Learn something new every day
More Info... by email
Data scrubbing, sometimes called data cleansing, is the process of detecting and removing or correcting any information in a database that has some sort of error. This error can be because the data is wrong, incomplete, formatted incorrectly, or is a duplicate copy of another entry. Many data-intensive fields of business such as banking, insurance, retail, transportation, and telecommunications may use these sophisticated software applications to clean up a database's information.
Errors are in databases can be the result of human error in entering the data, the merging of two databases, a lack of company wide or industry wide data coding standards, or due to old systems that contain inaccurate or outdated data. Before computers had the capabilities to sort through and clean data, most scrubbing was done by hand. Not only was this time consuming and expensive, but it oftentimes led to even more human error.
The need for data scrubbing is made clear when considering how easily errors can be made. In a database of names and addresses, for example, one name might be Bobby Johnson of Needham, MA, while another is Bob Johnson of Needham, MA. This variation of names is most likely an error and is referring to one person. A computer would normally deal with the information as though it were two different people, however. Specialized data scrubbing software is able to distinguish the discrepancy and fix it.
While these small errors may seem like a trivial problem, when merging corrupt or erroneous data into multiple databases, the problem may be multiplied by the millions. This so-called "dirty data" has been a problem as long as there have been computers, but it is becoming more critical as businesses are becoming more complex and data warehouses are merging data from multiple sources. There is no point in having a comprehensive database if that database is filled with errors and disputed information.
Companies using specialized software can either develop it in-house or buy it from a variety of vendors. The software is not cheap and can range anywhere from a price of $20,000 to $300,000 US Dollars (USD). It often also requires some customization so that the software will work to the business' specific needs. It goes through a process of using algorithms to standardize, correct, match, and consolidate data and is able to work with single or multiple sets of data.
Data scrubbing is sometimes skipped as part of a data warehouse implementation, but it is one of the most critical steps to having a good, accurate end product. Because mistakes will always be made in data entry, there will always be a need for this process.

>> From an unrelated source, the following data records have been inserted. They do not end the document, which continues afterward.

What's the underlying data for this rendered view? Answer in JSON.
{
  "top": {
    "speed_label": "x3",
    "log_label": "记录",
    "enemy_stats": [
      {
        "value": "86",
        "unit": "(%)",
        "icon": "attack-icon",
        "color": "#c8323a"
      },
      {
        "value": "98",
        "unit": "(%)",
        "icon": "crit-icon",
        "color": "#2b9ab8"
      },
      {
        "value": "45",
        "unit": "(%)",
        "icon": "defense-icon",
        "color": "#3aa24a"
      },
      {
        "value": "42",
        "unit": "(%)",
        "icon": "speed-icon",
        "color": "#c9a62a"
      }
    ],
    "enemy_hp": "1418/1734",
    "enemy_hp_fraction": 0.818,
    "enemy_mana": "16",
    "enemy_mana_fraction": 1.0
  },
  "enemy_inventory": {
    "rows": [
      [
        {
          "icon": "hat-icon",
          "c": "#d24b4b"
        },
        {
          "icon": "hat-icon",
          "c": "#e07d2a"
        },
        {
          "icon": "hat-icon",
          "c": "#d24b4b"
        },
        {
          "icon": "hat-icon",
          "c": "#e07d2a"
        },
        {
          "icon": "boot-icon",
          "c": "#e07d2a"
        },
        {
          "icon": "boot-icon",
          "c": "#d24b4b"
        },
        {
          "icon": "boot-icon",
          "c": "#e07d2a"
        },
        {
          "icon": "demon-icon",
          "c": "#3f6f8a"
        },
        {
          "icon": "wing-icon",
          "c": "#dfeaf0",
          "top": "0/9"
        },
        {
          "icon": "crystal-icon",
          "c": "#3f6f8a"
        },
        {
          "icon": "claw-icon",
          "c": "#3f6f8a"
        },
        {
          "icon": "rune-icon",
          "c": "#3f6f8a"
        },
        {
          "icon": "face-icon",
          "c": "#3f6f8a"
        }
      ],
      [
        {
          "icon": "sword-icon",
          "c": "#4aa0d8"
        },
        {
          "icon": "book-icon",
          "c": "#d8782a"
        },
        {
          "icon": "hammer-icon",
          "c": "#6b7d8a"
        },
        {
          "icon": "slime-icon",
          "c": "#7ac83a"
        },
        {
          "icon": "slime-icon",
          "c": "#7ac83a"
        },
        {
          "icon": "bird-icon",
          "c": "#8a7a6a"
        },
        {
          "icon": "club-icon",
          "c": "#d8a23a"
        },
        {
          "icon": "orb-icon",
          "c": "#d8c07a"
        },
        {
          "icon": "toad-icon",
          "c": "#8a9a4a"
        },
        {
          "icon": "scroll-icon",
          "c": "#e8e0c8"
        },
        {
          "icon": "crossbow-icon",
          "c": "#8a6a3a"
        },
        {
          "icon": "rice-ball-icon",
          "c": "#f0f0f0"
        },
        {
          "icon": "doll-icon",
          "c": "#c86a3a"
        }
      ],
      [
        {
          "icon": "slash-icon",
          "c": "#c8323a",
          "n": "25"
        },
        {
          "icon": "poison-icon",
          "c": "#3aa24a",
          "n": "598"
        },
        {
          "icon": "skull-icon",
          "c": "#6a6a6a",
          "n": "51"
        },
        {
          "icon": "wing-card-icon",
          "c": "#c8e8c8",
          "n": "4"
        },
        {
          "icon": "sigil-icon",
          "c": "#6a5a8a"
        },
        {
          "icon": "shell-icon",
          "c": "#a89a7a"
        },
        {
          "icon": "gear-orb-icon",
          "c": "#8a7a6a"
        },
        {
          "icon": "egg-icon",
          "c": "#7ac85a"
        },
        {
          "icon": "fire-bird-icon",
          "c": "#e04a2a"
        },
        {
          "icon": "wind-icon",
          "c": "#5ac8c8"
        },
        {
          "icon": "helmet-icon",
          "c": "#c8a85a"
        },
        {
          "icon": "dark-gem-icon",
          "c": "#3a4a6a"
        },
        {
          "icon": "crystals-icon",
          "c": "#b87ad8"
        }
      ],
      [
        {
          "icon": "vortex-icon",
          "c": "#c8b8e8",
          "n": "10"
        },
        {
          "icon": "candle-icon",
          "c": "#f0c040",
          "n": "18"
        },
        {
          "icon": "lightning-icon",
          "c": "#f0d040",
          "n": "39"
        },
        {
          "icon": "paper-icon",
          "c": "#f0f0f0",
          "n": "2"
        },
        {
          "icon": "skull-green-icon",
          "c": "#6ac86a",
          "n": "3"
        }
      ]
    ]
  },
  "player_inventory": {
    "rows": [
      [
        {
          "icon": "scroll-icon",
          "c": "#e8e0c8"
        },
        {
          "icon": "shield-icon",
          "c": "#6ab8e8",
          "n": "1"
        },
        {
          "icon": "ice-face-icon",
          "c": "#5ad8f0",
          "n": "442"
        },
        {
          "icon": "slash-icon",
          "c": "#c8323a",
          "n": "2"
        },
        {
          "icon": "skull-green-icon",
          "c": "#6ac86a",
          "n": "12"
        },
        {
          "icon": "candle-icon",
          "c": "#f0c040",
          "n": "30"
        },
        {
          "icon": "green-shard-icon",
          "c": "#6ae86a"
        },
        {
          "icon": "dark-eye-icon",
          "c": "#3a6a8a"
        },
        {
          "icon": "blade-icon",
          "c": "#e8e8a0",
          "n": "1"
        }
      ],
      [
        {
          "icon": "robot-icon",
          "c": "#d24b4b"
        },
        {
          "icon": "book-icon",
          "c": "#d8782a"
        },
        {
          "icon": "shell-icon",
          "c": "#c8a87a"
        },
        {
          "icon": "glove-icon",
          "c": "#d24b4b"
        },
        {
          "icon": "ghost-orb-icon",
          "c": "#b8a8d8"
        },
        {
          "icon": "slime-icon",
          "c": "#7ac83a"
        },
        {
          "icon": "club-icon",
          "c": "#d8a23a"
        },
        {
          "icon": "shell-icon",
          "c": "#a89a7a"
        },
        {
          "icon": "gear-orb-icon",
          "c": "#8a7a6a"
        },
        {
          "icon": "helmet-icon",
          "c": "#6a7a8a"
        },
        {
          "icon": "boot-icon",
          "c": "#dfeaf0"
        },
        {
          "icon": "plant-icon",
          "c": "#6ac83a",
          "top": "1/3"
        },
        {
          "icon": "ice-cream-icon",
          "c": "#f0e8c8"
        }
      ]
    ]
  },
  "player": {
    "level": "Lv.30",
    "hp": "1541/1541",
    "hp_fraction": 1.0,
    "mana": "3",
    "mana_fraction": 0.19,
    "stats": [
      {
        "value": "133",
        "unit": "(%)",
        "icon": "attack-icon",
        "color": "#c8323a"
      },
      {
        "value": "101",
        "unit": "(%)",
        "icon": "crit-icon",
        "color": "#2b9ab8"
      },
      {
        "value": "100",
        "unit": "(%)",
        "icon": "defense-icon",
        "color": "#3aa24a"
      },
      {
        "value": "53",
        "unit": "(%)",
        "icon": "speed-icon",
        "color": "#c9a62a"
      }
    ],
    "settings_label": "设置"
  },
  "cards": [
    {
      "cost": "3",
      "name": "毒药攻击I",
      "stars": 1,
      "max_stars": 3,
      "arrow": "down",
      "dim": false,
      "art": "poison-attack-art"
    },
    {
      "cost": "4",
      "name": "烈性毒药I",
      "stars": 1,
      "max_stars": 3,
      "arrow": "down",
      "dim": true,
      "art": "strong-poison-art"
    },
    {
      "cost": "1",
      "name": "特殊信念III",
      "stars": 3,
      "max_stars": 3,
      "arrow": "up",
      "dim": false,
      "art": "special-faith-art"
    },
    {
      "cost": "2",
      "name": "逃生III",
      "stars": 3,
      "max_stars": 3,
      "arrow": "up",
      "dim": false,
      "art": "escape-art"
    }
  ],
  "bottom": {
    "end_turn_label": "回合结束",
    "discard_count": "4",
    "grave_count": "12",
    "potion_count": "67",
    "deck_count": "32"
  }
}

Great article. I agree this is something missed in most data warehouse implementations. I think it's because most of the implementers are in IT and don't see the resulting pain from the business side. In our business we give business users (Marketing/customer service/ data entry) leads some tools to clean the data themselves at a much lower price point then mentioned here. We use Data Ladder.
I can agree from experience that if the problems aren't addressed, you get a burnout effect in the business where the application/data isn't trusted and there is a large decline in user activity.